SUPPORT staff at a Southend school are facing redundancy over funding cuts of almost £500,000.

Union GMB has arranged an urgent meeting at Chase High School, in Prittlewell Chase, Westcliff, to discuss the loss of 15 members of staff. It comes as the schools faces a £422,000 budget shortfall following a shake-up of Government funding.

The Echo launched a campaign last week to fight the cuts. Under the proposed new National Funding Formula every school across south Essex is facing huge losses.

Headteachers and unions warned the first to suffer under the cuts would be support staff, who provide a wide range of additional help to teachers.

Chase High School is set to lose one of its two counsellors, one of four supervisors, ten of its 12 learning support assistants, one of two PAs to the headteacher and its only music and drama technician.

In April 2015 the school, which is working hard to raise standards, had the equivalent of 104 full-time teacher. This has since been trimmed to 87.

The GMB union, which represents the support staff, has called a meeting at the school tomorrow.

Daren Parmenter, GMB regional organiser said: “To have a school allocated nearly half a million pounds less for the next financial year is appalling.

“Schools are already running on the goodwill of staff, with 73 per cent of support staff working many hours for no extra pay and undertaking many job roles which are not part of their job description for no extra pay.”

Mr Parmenter added: “Staff do this because of their amazing goodwill just to keep the school functioning to a good standard because they care about the children they work with.

“After speaking to teachers they have told me this school will not function to the standards it has experienced for many years. The support staff are a vital and integral part of our educational system and the pupils will be at a massive detriment without them.”

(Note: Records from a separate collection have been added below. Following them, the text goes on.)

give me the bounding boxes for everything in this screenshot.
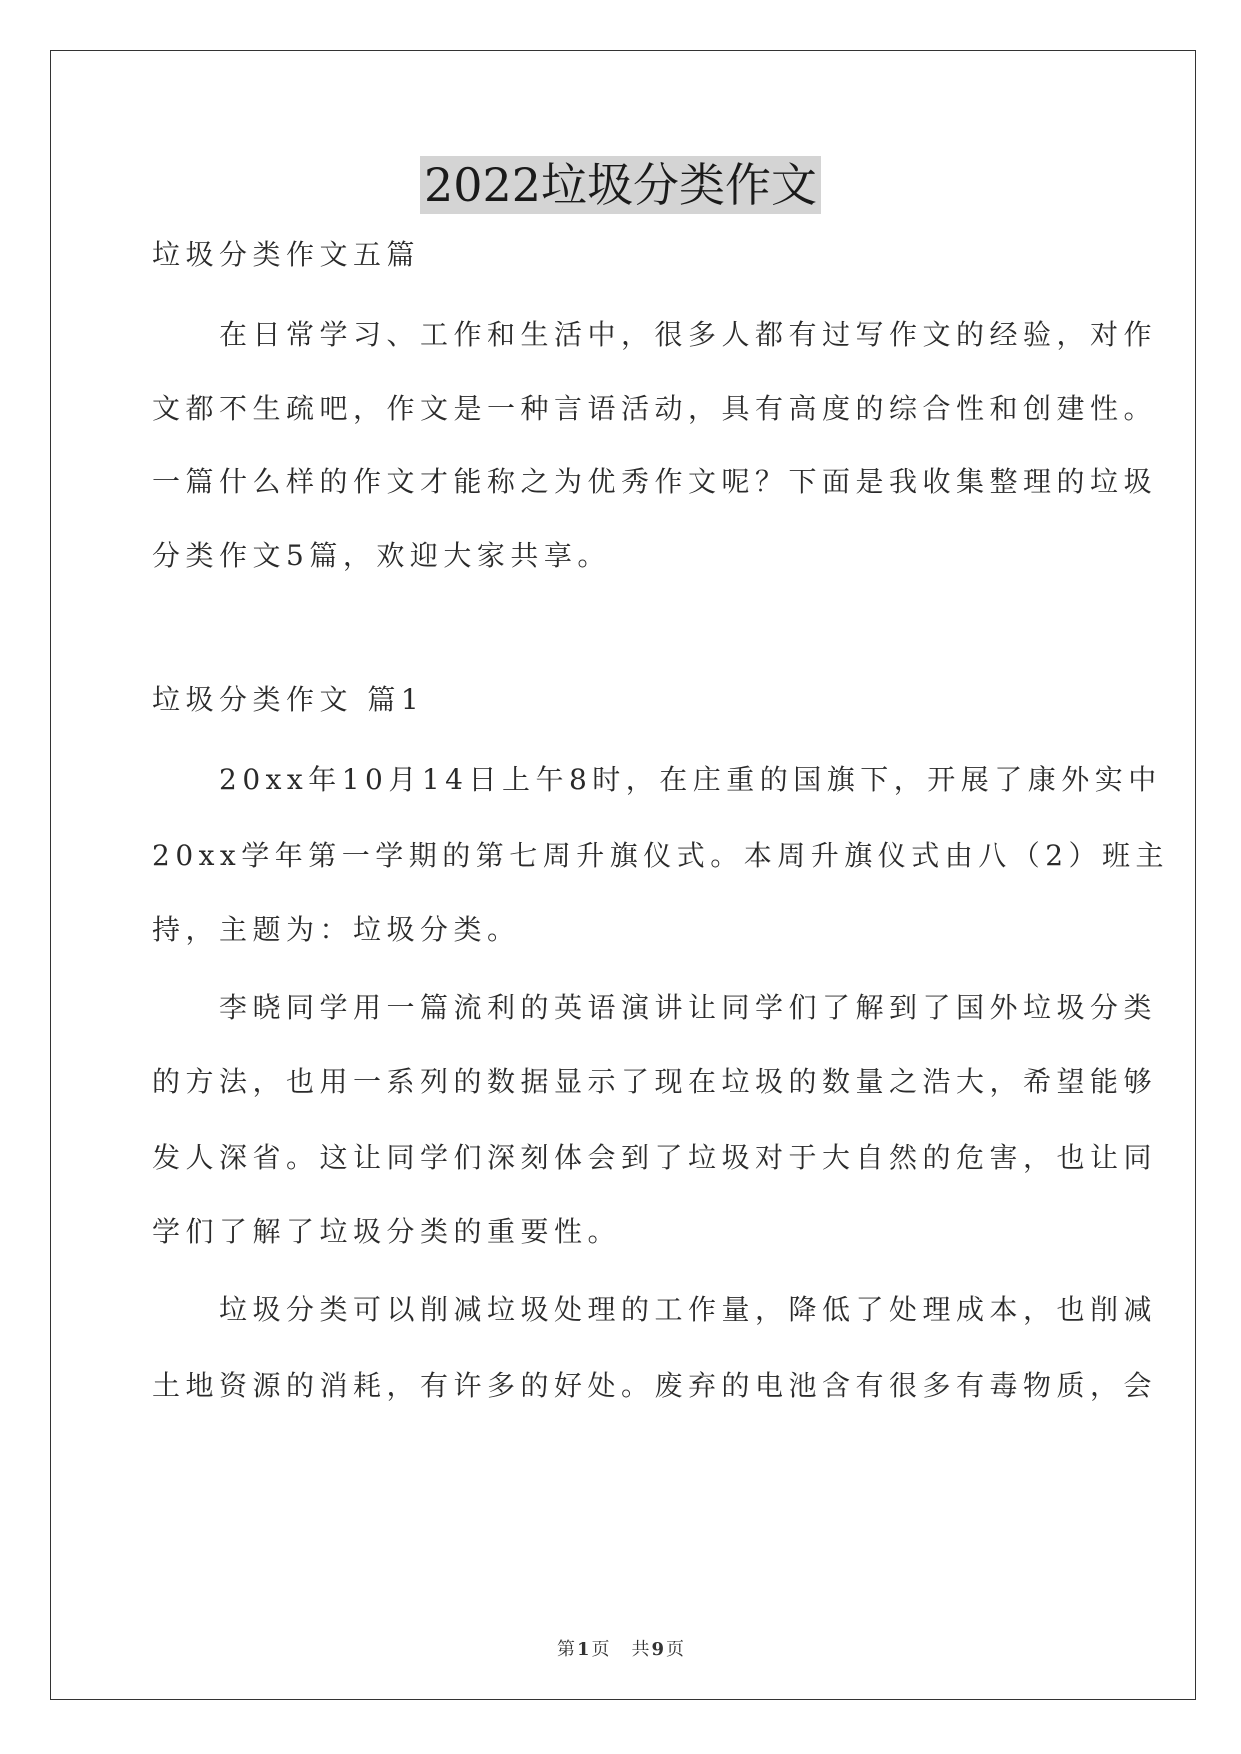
- total-page-number: 9: [651, 1639, 665, 1660]
- current-page-number: 1: [576, 1639, 590, 1660]
- body-line: 发人深省。这让同学们深刻体会到了垃圾对于大自然的危害，也让同: [152, 1141, 1158, 1174]
- body-line: 持，主题为：垃圾分类。: [152, 913, 521, 946]
- body-line: 垃圾分类可以削减垃圾处理的工作量，降低了处理成本，也削减: [152, 1293, 1158, 1326]
- body-line: 20xx学年第一学期的第七周升旗仪式。本周升旗仪式由八（2）班主: [152, 839, 1170, 872]
- body-line: 20xx年10月14日上午8时，在庄重的国旗下，开展了康外实中: [152, 763, 1162, 796]
- body-line: 土地资源的消耗，有许多的好处。废弃的电池含有很多有毒物质，会: [152, 1369, 1158, 1402]
- page-suffix: 页: [591, 1639, 610, 1660]
- body-line: 学们了解了垃圾分类的重要性。: [152, 1215, 622, 1248]
- total-suffix: 页: [666, 1639, 685, 1660]
- body-line: 分类作文5篇，欢迎大家共享。: [152, 539, 611, 572]
- body-line: 文都不生疏吧，作文是一种言语活动，具有高度的综合性和创建性。: [152, 392, 1158, 425]
- body-line: 一篇什么样的作文才能称之为优秀作文呢？下面是我收集整理的垃圾: [152, 465, 1158, 498]
- document-title-text: 2022垃圾分类作文: [420, 156, 821, 214]
- body-line: 的方法，也用一系列的数据显示了现在垃圾的数量之浩大，希望能够: [152, 1065, 1158, 1098]
- page-prefix: 第: [556, 1639, 575, 1660]
- page-footer: [0, 1635, 1241, 1661]
- body-line: 垃圾分类作文 篇1: [152, 683, 425, 716]
- total-prefix: 共: [631, 1639, 650, 1660]
- body-line: 李晓同学用一篇流利的英语演讲让同学们了解到了国外垃圾分类: [152, 991, 1158, 1024]
- body-line: 垃圾分类作文五篇: [152, 238, 421, 271]
- document-title: [0, 155, 1241, 215]
- body-line: 在日常学习、工作和生活中，很多人都有过写作文的经验，对作: [152, 318, 1158, 351]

Andrew James, headteacher of Chase High School, said: “We recently received a statement from the government showing that we will receive £422,000 less next year than we received this year. “Prudent budgeting since April 2015 has allowed us to reduce expenditure considerably over those two years but this new deficit can only be addressed through cuts to the staffing budget.

“I am not pleased to be in the position in which I am having to make redundancies but we have no choice.”